Здравствуйте! Весной при проверке ГорОО наша методист по области творчество сказала, что раньше разрешалось 15 % отступления от программы, а теперь нет. Но я ей попыталась объяснить, что нет у нас методичек "Музыка 2+",  "Музыка 3+" на русском языке... она не нашлась, что ответить... Я ездила летом в Алматы в спецмагазины Алматыкiтап, там в середине августа ответили, что  еще не издали эти книги... Ждем!

----------


## Aurora

> Весной при проверке ГорОО наша методист по области творчество сказала, что раньше разрешалось 15 % отступления от программы, а теперь нет.


Кто это интересно разрешает? В Россие - это так действительно. там на программу педагоги должны писать какой-то процент регионального компонента. Но мы же не в России.
Смотрим внимательно "Типовые правила деятельности дошкольных организаций" Утверждены постановлением Правительства Республики Казахстан от 17 мая 2013 года № 499, а именно пункт № 35
*35. Педагоги дошкольных организаций в целях обеспечения эффективного воспитательно-образовательного процесса самостоятельно выбирают и применяют альтернативные авторские программы, вводят новые технологии воспитания, обучения и оздоровления при условии соблюдения государственного общеобязательного стандарта дошкольного воспитания и обучения.* 
То есть этот пункт дает право педагогам вносить в воспитательный и образовательный процесс изменения, отходить от предложенных программ и методичек (в разумных пределах - если это не противоречит требованиям ГОСО).
Так что ваша методист ГорОО не знает нормативной базы. и вы тоже)))))

----------

oksi7771 (07.01.2020)

----------


## ольга-rostov

Здравствуйте, у меня вопрос к  методистам. Как должен проводиться День языков, в какой форме? Тематические занятия по группам или в роде утренника в зале?
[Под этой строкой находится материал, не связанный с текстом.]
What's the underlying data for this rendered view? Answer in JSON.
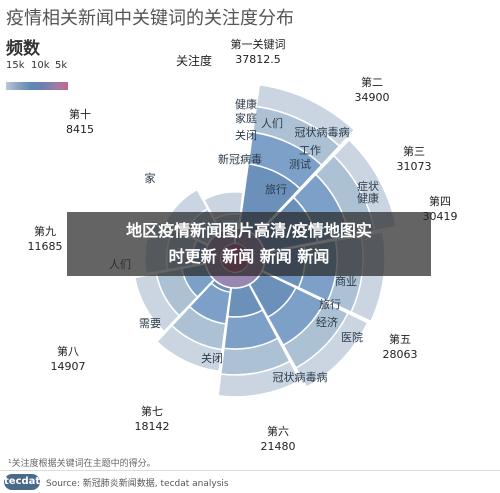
{
  "title": "疫情相关新闻中关键词的关注度分布",
  "legend": {
    "title": "频数",
    "ticks": [
      "15k",
      "10k",
      "5k"
    ]
  },
  "footnote": "¹关注度根据关键词在主题中的得分。",
  "footer": {
    "logo": "tecdat",
    "source": "Source: 新冠肺炎新闻数据, tecdat analysis"
  },
  "overlay": {
    "line1": "地区疫情新闻图片高清/疫情地图实",
    "line2": "时更新 新闻 新闻 新闻"
  },
  "outer_label": "关注度",
  "chart_data": {
    "type": "radial-bar",
    "sectors": [
      {
        "name": "第一关键词",
        "value": "37812.5",
        "keywords": [
          "健康",
          "家庭",
          "关闭",
          "新冠病毒",
          "家"
        ]
      },
      {
        "name": "第二",
        "value": "34900",
        "keywords": [
          "人们",
          "冠状病毒病",
          "工作",
          "测试",
          "旅行"
        ]
      },
      {
        "name": "第三",
        "value": "31073",
        "keywords": [
          "症状"
        ]
      },
      {
        "name": "第四",
        "value": "30419",
        "keywords": [
          "健康"
        ]
      },
      {
        "name": "第五",
        "value": "28063",
        "keywords": [
          "商业",
          "旅行",
          "经济",
          "医院"
        ]
      },
      {
        "name": "第六",
        "value": "21480",
        "keywords": [
          "冠状病毒病"
        ]
      },
      {
        "name": "第七",
        "value": "18142",
        "keywords": [
          "关闭"
        ]
      },
      {
        "name": "第八",
        "value": "14907",
        "keywords": [
          "需要"
        ]
      },
      {
        "name": "第九",
        "value": "11685",
        "keywords": [
          "人们"
        ]
      },
      {
        "name": "第十",
        "value": "8415",
        "keywords": []
      }
    ],
    "colors": {
      "ring_light": "#c7d3df",
      "ring_mid": "#a9bed2",
      "blue": "#6e96c2",
      "blue_dark": "#5b84b3",
      "purple": "#8f7aa9",
      "pink": "#b2557f"
    }
  }
}
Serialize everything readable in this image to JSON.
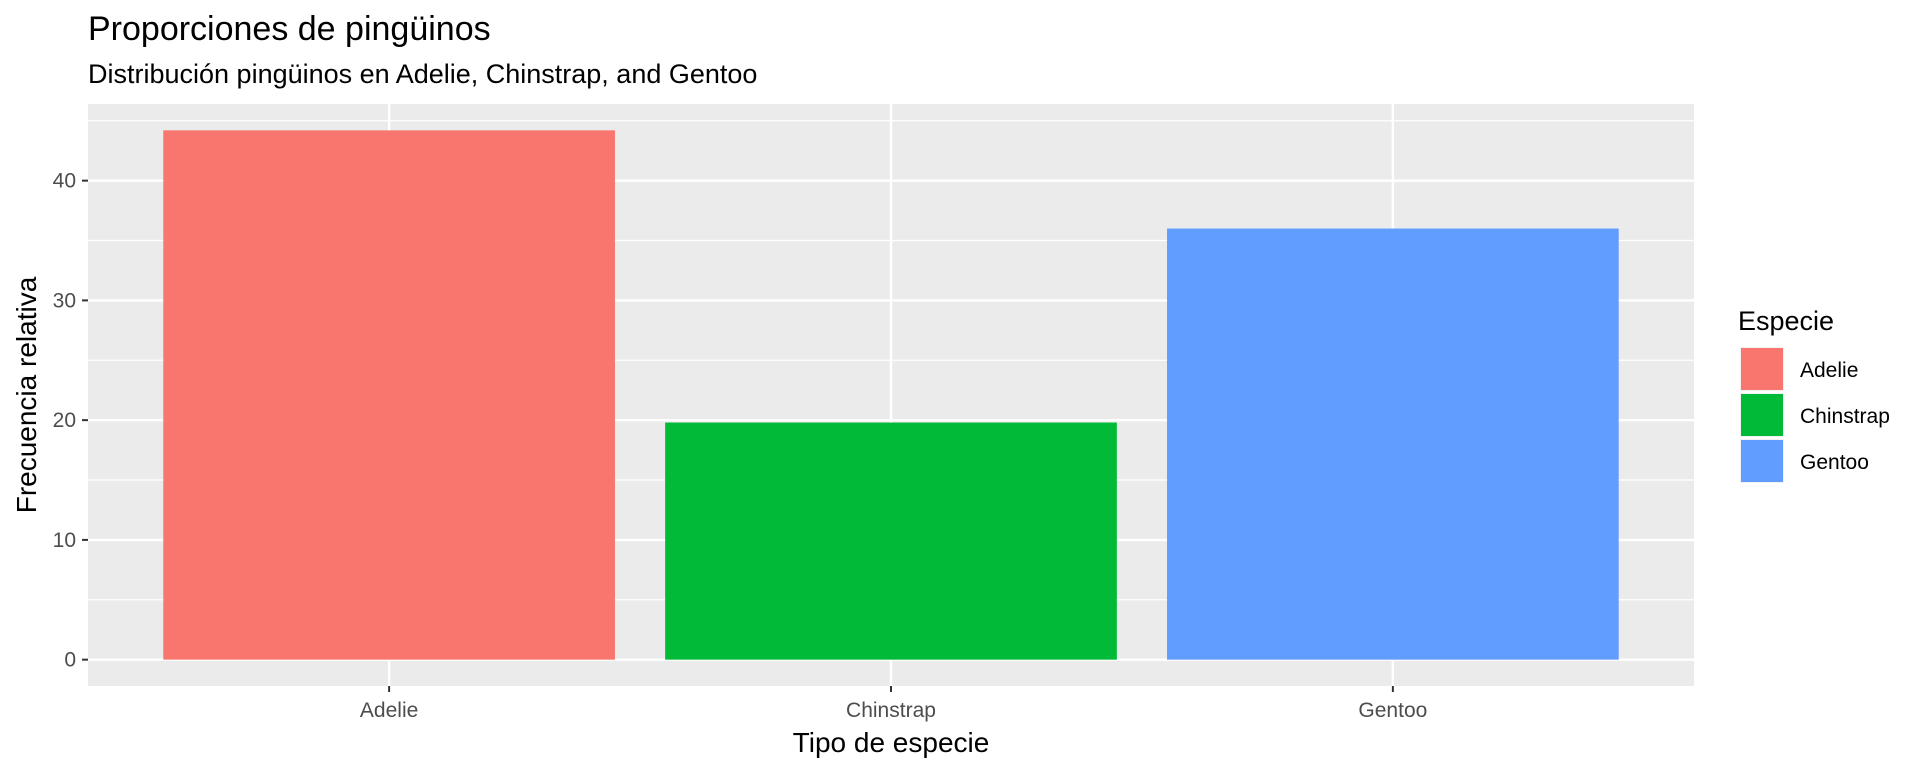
{
  "chart_data": {
    "type": "bar",
    "title": "Proporciones de pingüinos",
    "subtitle": "Distribución pingüinos en Adelie, Chinstrap, and Gentoo",
    "xlabel": "Tipo de especie",
    "ylabel": "Frecuencia relativa",
    "categories": [
      "Adelie",
      "Chinstrap",
      "Gentoo"
    ],
    "values": [
      44.2,
      19.8,
      36.0
    ],
    "colors": [
      "#F8766D",
      "#00BA38",
      "#619CFF"
    ],
    "ylim": [
      -2.2,
      46.4
    ],
    "yticks": [
      0,
      10,
      20,
      30,
      40
    ],
    "grid": true,
    "legend": {
      "title": "Especie",
      "position": "right",
      "entries": [
        "Adelie",
        "Chinstrap",
        "Gentoo"
      ]
    }
  }
}
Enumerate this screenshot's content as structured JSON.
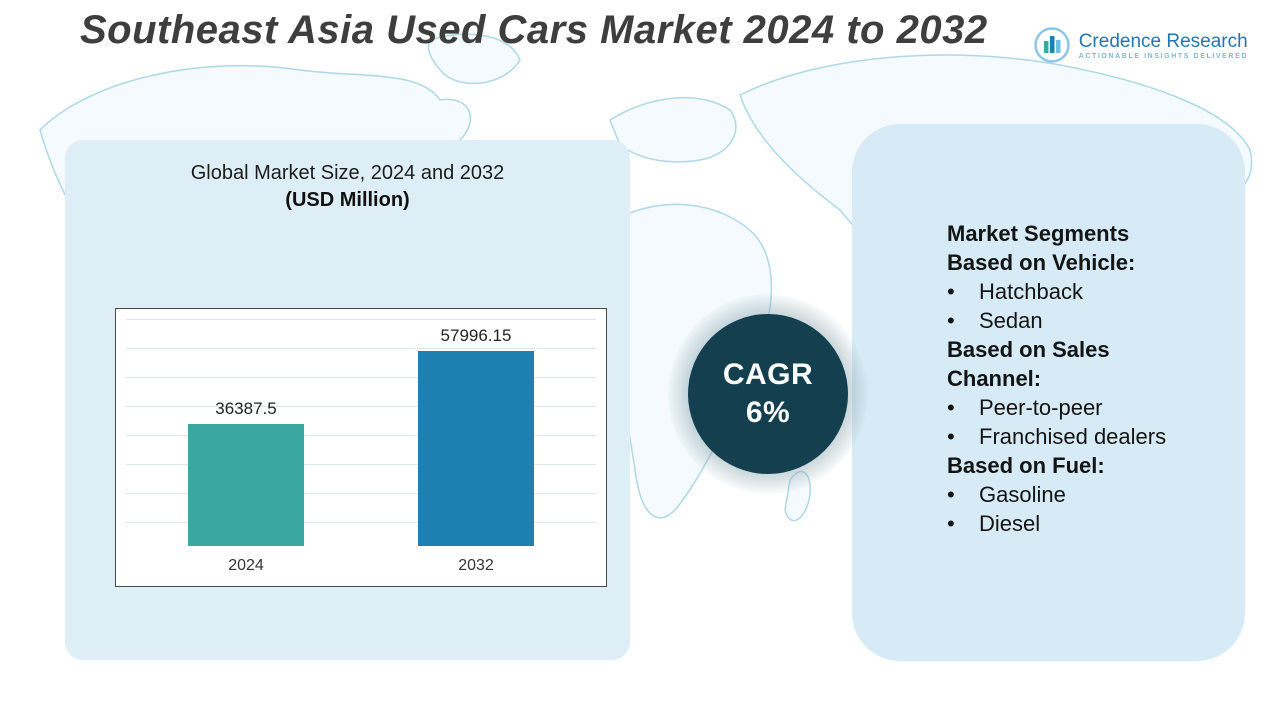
{
  "header": {
    "title": "Southeast Asia Used Cars Market 2024 to 2032"
  },
  "logo": {
    "name": "Credence Research",
    "tagline": "Actionable Insights Delivered"
  },
  "chart_panel": {
    "title": "Global Market Size, 2024 and 2032",
    "subtitle": "(USD Million)"
  },
  "chart_data": {
    "type": "bar",
    "title": "Global Market Size, 2024 and 2032 (USD Million)",
    "categories": [
      "2024",
      "2032"
    ],
    "values": [
      36387.5,
      57996.15
    ],
    "value_labels": [
      "36387.5",
      "57996.15"
    ],
    "bar_colors": [
      "#3aa8a1",
      "#1e80b1"
    ],
    "ylim": [
      0,
      70000
    ],
    "grid": true,
    "legend": false
  },
  "cagr_badge": {
    "label": "CAGR",
    "value": "6%"
  },
  "segments_panel": {
    "heading": "Market Segments",
    "bullet": "•",
    "groups": [
      {
        "title": "Based on Vehicle:",
        "items": [
          "Hatchback",
          "Sedan"
        ]
      },
      {
        "title": "Based on Sales Channel:",
        "items": [
          "Peer-to-peer",
          "Franchised dealers"
        ]
      },
      {
        "title": "Based on Fuel:",
        "items": [
          "Gasoline",
          "Diesel"
        ]
      }
    ]
  },
  "colors": {
    "accent_teal": "#3aa8a1",
    "accent_blue": "#1e80b1",
    "badge_dark": "#143f4e",
    "panel_blue": "#d6ebf6",
    "map_line": "#aed8e6"
  }
}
Суть вопроса в роли музрука, это наше мероприятие или мы просто помогаем?

----------


## ольга-rostov

Девочки? случайно нашла техкарты для подготовки и старшей группы. На первый взгляд не плохие, Смотрите сами 

** Hidden Content: You don't have sufficient privileges to see this hidden data **

----------


## Анатолиюсовна

Добрый вечер! Подскажите пожалуйста, как и Где  у нас надо правильно писать план индивидуальной работы.

----------


## Анастасия000

У меня вот есть кое какие разработки только на среднюю группу, а вот с младшей не могу( ВОТ НЕМНОГО МОЕЙ КАРТЫ ПО ЗЕРЕКЕ БАЛА МУЗЫКА+4 

** Hidden Content: You don't have sufficient privileges to see this hidden data **

----------

oksi7771 (07.01.2020)

----------


## Любовь Коробко

> Анастасия000


Это у Вас технокарты для средней группы? Скажите, а Вы на каждом занятии даете новое произведение для слушания?

----------


## Анастасия000

нет, но в план пишу, начальство требует!

----------


## ольга-rostov

> мои технологички для 1 младшей на январь
> ***Hidden content cannot be quoted.***


Замечательные техкарты, жаль, что только для малышей. СПАСИБО!

----------


## sveta38

не совсем уверена, что мой материал нужно выкладывать в этой теме, но... Предлагаю вашему вниманию цифровой ресурс по проведению диагностики компетентностного развития детей область творчество, подобласть музыка в возрастном диапазоне от 2 до 3 лет (1 младшая группа). с помощью этого пособия я провожу стартовую, промежуточную и итоговую диагностику в игровой форме.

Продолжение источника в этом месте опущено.